Chronique Album
Date de sortie : 11.08.2023
Label : Warner
Rédigé par
Franck Narquin, le 10 août 2023
« I've heard people go "oh you never go back to Knebworth, when it's done it's done", and I'm like "Well I do you fucking shit bags !" ». Arrogant, immature, charismatique, pathétique, courageux, indolent, flamboyant, cramé, demi-dieu, ringard, working-class hero, milliardaire, brillant, poussif, icône générationnelle, sale gosse, génie, escroc. Que n'a-t-on écrit depuis près de trente ans au sujet de Liam Gallagher ? Quel superlatif ne lui a jamais été accolé ? On a tout dit, tout écrit sur Liam Gallagher. Et pour cause car même si le lad mancunien est loin d'avoir le talent de Damon Albarn, la plume de Jarvis Cocker ou le sens du songwriting de son frère Noel, il leur est tous supérieur en un point, un seul mais tellement crucial : Liam est la dernière des rockstars.

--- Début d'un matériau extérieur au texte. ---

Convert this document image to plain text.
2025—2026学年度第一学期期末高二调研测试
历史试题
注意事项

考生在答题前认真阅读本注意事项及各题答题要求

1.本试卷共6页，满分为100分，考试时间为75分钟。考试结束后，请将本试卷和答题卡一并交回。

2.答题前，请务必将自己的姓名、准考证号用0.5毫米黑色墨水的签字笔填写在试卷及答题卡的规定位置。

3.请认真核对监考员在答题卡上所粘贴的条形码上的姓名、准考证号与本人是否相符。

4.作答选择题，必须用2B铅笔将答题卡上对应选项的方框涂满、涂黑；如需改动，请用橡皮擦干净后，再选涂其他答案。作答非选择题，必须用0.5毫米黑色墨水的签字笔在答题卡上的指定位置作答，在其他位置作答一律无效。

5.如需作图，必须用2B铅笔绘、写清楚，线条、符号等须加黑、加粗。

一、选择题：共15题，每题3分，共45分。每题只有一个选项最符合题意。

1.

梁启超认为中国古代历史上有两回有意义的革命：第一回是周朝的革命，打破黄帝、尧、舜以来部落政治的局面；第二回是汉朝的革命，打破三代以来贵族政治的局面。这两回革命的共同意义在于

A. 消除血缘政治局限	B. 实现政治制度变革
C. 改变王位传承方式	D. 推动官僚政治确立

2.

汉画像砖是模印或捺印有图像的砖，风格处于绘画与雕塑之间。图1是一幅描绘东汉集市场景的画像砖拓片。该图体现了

Alex Turner ? Julian Casablancas ? Pete Doherty ? De sacrés artistes, mais pas de rockstars de la stature de Liam. C'est comme ça et pas autrement. Messi pourra être aussi bon qu'il veut, gagner autant de coupes du monde qu'il peut (ou que la FIFA lui livre sur un plateau), il ne sera jamais l'égal de Diego Maradonna. On nait rockstar, on ne le devient pas (oui je me permets une petite phrase à l'emporte pièce sans aucun argument et en plein dans le cliché ! Mais c'est l'été, c'est comme ça et pas autrement).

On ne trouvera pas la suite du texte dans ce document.